Maybe it was reckless attempted manslaughter…..

Or maybe this hospital was buying garbage fentanyl. The whole case is weird.
I can understand the possible mindset. "Hey, we've doubled the dose of fentanyl 3 times with no/minimal relief in a patient that's already dying why not go for a dose that I know will relieve their pain? After all, we've spent 3 hours not relieving their pain."
 
Agree about the jump to 2,000mcg dose.

But even just doubling 200mcg to 400mcg (which seems reasonable with this patient), that wouldve been very close to triggering a murder charge according to their investigation since he was initially charged with any 500+ mcg dose.

100%. Which is my admittedly poor slippery slope argument that if precedent is set opens us all up to arbitrary “scary number” offenses.

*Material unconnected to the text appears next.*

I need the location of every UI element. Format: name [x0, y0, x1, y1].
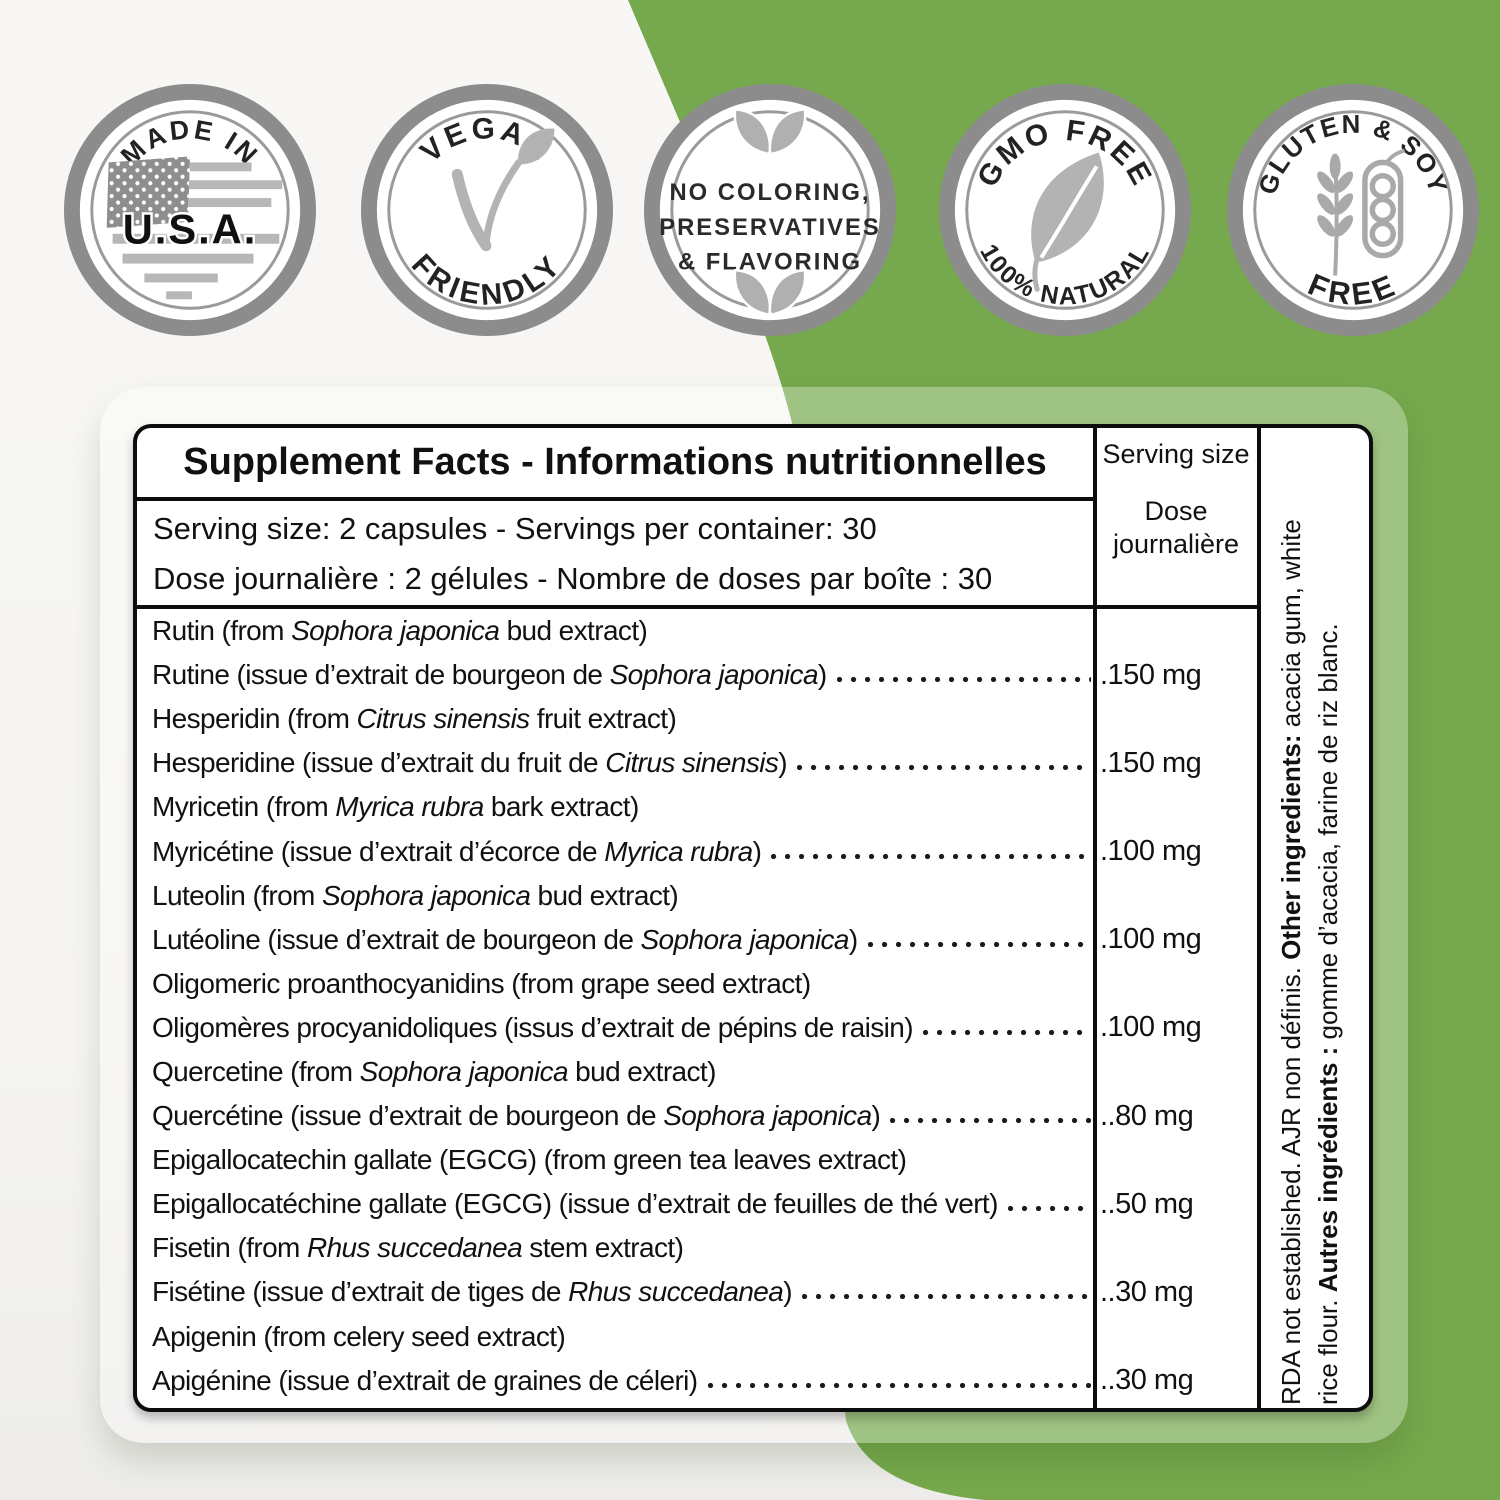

But rapid titration by doubling doses, and documenting well would keep you inside of “standard of care” I imagine so there’s at least a layer of protection there.
 
I can understand the possible mindset. "Hey, we've doubled the dose of fentanyl 3 times with no/minimal relief in a patient that's already dying why not go for a dose that I know will relieve their pain? After all, we've spent 3 hours not relieving their pain."

I can understand the thinking, I can understand the goal, and therefore I think you have to allow for that being his intent.

It’s still a stupid, professional and maybe legally reckless choice.

But also, if they have more cases like that where multiple attempts at the “usual” doses were used and failed, and the patient is suffering (or appearing to suffer), saying (or legislating) any elevation above a set dose seems to me to be closer to hospital or law dictated torture than giving 1000mcgs is to murder.
 
Who is the jury going to identify with and sympathize with the most:

The highly educated, professional, the doctor?

Or the sad, aggrieved, heartbroken family members of the dead?
 
did the prosecution even offer up a motive? ive watched and listened to a majority of the trial and I can't recall one. I didn't even hear one in the closing argument when they have liberties to offer opinions. I could have missed it though.
Is it reasonable to assume that a doctor saved many of these patients' lives initially (urgently intubating, coding, optimizing treatment / vasopressors, etc), only to brazenly and openly kill them with intent, many times after other doctors declared efforts futile?